God is more concerned about who we are than what we do. We can try to do right things and yet still not be right. As Isaiah 64:6 describes it, anything good that we try to do in our own power looks like a dirty, filthy rag to God.
In Ecclesiastes 7:15-18, Solomon says that he’s seen two odd things in his life. The first thing is an outwardly righteous person who dies early, perhaps because of all the effort spent doing right. The second odd thing is a wicked person who, despite being wicked, lives a long time. Solomon warns against both extremes. Wickedness leads to spiritual destruction, and righteous acts can be a waste of your time and your life. No matter which route you choose, you’ll perish without God.
We can become so busy—so intent on doing—that we forget about God’s work in our inner being. Indeed, too much doing is as much a danger as too little doing. We should make time to rest, reflect, and fellowship in silence with God—like David did when he sought the silence of the wilderness, or like Christ did when He took time from His ministry to rest and pray on a mountain. If Jesus—who fit the most important ministry in the history of the world into just three short years—thought that it was important enough to make time to rest and reflect, we should, too.
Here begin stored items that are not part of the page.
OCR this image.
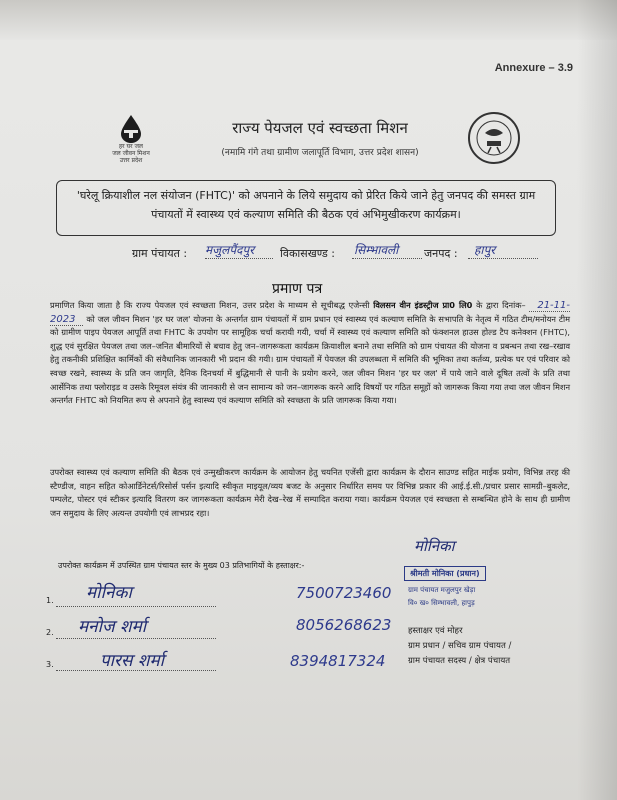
Annexure – 3.9
हर घर जल
जल जीवन मिशन
उत्तर प्रदेश
राज्य पेयजल एवं स्वच्छता मिशन
(नमामि गंगे तथा ग्रामीण जलापूर्ति विभाग, उत्तर प्रदेश शासन)
'घरेलू क्रियाशील नल संयोजन (FHTC)' को अपनाने के लिये समुदाय को प्रेरित किये जाने हेतु जनपद की समस्त ग्राम पंचायतों में स्वास्थ्य एवं कल्याण समिति की बैठक एवं अभिमुखीकरण कार्यक्रम।
ग्राम पंचायत : मजुलपैंदपुर विकासखण्ड : सिम्भावली जनपद : हापुर
प्रमाण पत्र
प्रमाणित किया जाता है कि राज्य पेयजल एवं स्वच्छता मिशन, उत्तर प्रदेश के माध्यम से सूचीबद्ध एजेन्सी विलसन वीन इंडस्ट्रीज प्रा0 लि0 के द्वारा दिनांक– 21-11-2023 को जल जीवन मिशन 'हर घर जल' योजना के अन्तर्गत ग्राम पंचायतों में ग्राम प्रधान एवं स्वास्थ्य एवं कल्याण समिति के सभापति के नेतृत्व में गठित टीम/मनोयन टीम को ग्रामीण पाइप पेयजल आपूर्ति तथा FHTC के उपयोग पर सामूहिक चर्चा करायी गयी, चर्चा में स्वास्थ्य एवं कल्याण समिति को फंक्शनल हाउस होल्ड टैप कनेक्शन (FHTC), शुद्ध एवं सुरक्षित पेयजल तथा जल–जनित बीमारियों से बचाव हेतु जन–जागरूकता कार्यक्रम क्रियाशील बनाने तथा समिति को ग्राम पंचायत की योजना व प्रबन्धन तथा रख–रखाव हेतु तकनीकी प्रशिक्षित कार्मिकों की संवैधानिक जानकारी भी प्रदान की गयी। ग्राम पंचायतों में पेयजल की उपलब्धता में समिति की भूमिका तथा कर्तव्य, प्रत्येक घर एवं परिवार को स्वच्छ रखने, स्वास्थ्य के प्रति जन जागृति, दैनिक दिनचर्या में बुद्धिमानी से पानी के प्रयोग करने, जल जीवन मिशन 'हर घर जल' में पाये जाने वाले दूषित तत्वों के प्रति तथा आर्सेनिक तथा फ्लोराइड व उसके रिमूवल संयंत्र की जानकारी से जन सामान्य को जन–जागरूक करने आदि विषयों पर गठित समूहों को जागरूक किया गया तथा जल जीवन मिशन अन्तर्गत FHTC को नियमित रूप से अपनाने हेतु स्वास्थ्य एवं कल्याण समिति को स्वच्छता के प्रति जागरूक किया गया।
उपरोक्त स्वास्थ्य एवं कल्याण समिति की बैठक एवं उन्मुखीकरण कार्यक्रम के आयोजन हेतु चयनित एजेंसी द्वारा कार्यक्रम के दौरान साउण्ड सहित माईक प्रयोग, विभिन्न तरह की स्टैण्डीज, वाहन सहित कोआर्डिनेटर्स/रिसोर्स पर्सन इत्यादि स्वीकृत माइयूल/व्यय बजट के अनुसार निर्धारित समय पर विभिन्न प्रकार की आई.ई.सी./प्रचार प्रसार सामग्री–बुकलेट, पम्पलेट, पोस्टर एवं स्टीकर इत्यादि वितरण कर जागरूकता कार्यक्रम मेरी देख–रेख में सम्पादित कराया गया। कार्यक्रम पेयजल एवं स्वच्छता से सम्बन्धित होने के साथ ही ग्रामीण जन समुदाय के लिए अत्यन्त उपयोगी एवं लाभप्रद रहा।
उपरोक्त कार्यक्रम में उपस्थित ग्राम पंचायत स्तर के मुख्य 03 प्रतिभागियों के हस्ताक्षर:-
1. मोनिका
2. मनोज शर्मा
3.	पारस शर्मा
मोनिका
श्रीमती मोनिका (प्रधान)
ग्राम पंचायत मजुलपुर खेड़ा
वि० ख० सिम्भावली, हापुड़
7500723460
8056268623
8394817324
हस्ताक्षर एवं मोहर
ग्राम प्रधान / सचिव ग्राम पंचायत /
ग्राम पंचायत सदस्य / क्षेत्र पंचायत
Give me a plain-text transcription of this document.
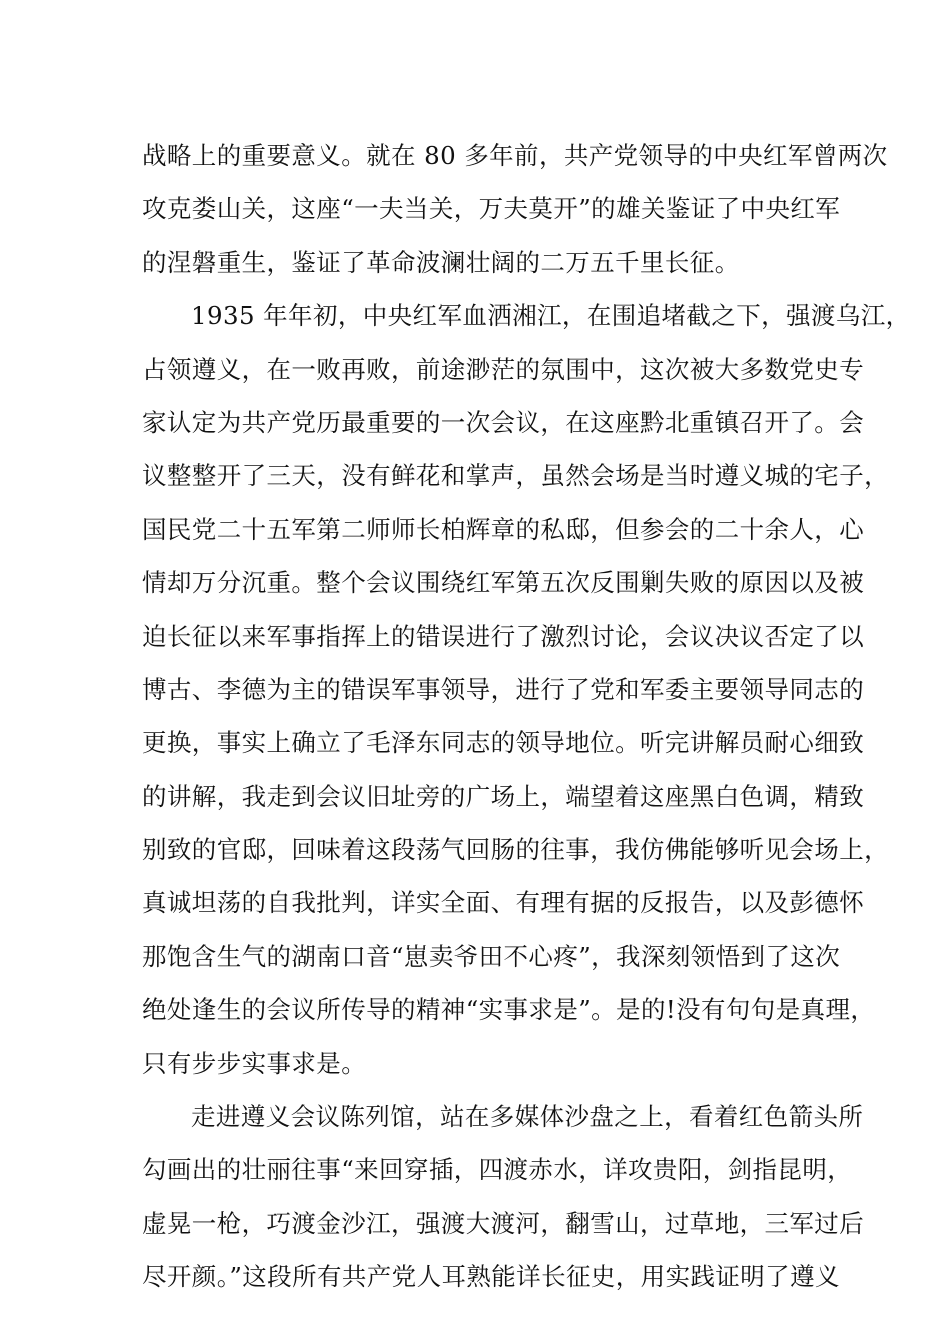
战略上的重要意义。就在 80 多年前，共产党领导的中央红军曾两次
攻克娄山关，这座“一夫当关，万夫莫开”的雄关鉴证了中央红军
的涅磐重生，鉴证了革命波澜壮阔的二万五千里长征。
1935 年年初，中央红军血洒湘江，在围追堵截之下，强渡乌江，
占领遵义，在一败再败，前途渺茫的氛围中，这次被大多数党史专
家认定为共产党历最重要的一次会议，在这座黔北重镇召开了。会
议整整开了三天，没有鲜花和掌声，虽然会场是当时遵义城的宅子，
国民党二十五军第二师师长柏辉章的私邸，但参会的二十余人，心
情却万分沉重。整个会议围绕红军第五次反围剿失败的原因以及被
迫长征以来军事指挥上的错误进行了激烈讨论，会议决议否定了以
博古、李德为主的错误军事领导，进行了党和军委主要领导同志的
更换，事实上确立了毛泽东同志的领导地位。听完讲解员耐心细致
的讲解，我走到会议旧址旁的广场上，端望着这座黑白色调，精致
别致的官邸，回味着这段荡气回肠的往事，我仿佛能够听见会场上，
真诚坦荡的自我批判，详实全面、有理有据的反报告，以及彭德怀
那饱含生气的湖南口音“崽卖爷田不心疼”，我深刻领悟到了这次
绝处逢生的会议所传导的精神“实事求是”。是的!没有句句是真理，
只有步步实事求是。
走进遵义会议陈列馆，站在多媒体沙盘之上，看着红色箭头所
勾画出的壮丽往事“来回穿插，四渡赤水，详攻贵阳，剑指昆明，
虚晃一枪，巧渡金沙江，强渡大渡河，翻雪山，过草地，三军过后
尽开颜。”这段所有共产党人耳熟能详长征史，用实践证明了遵义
But it’s an attractive lie that we can be better or feel better simply by doing more stuff. If we can just keep busy, we’ll automatically be holy, right? Imagine a pot filled to the brim with water. If you boil it long enough over hot coals, the water will bubble up over the edge of the pot and run down into the coals, possibly even extinguishing them. Likewise, we can be so zealous about something, so passionate and fierce, yet if it is not a good goal, or if we do not pursue it while resting in God’s grace, our passion can boil over and put itself out. We grow disappointed, bored, tired, or burned out. We wonder why we even bothered trying in the first place.
Proverbs 4:23 encourages you to guard your inner being. Who you are in your mind, in your heart of hearts, affects everything you do.
Do not misplace your passion. Keep focused on God. Seek Him. Depend on His grace, not on your righteousness. Obey Him because you love Him, because you know that disobeying Him would be a betrayal of everything He’s done for you. Talk to Him, listen to Him in the Word—not because doing those things makes you holy, but because you trust Him to make you holy as you walk with Him.
If you have accepted Christ as your Savior, if God has redeemed to you Himself, then He has already blessed you more than you could possibly imagine (Phil. 4:19). He loves you. He will never stop loving you. And nothing you did earned that love.
Never forget the importance of being.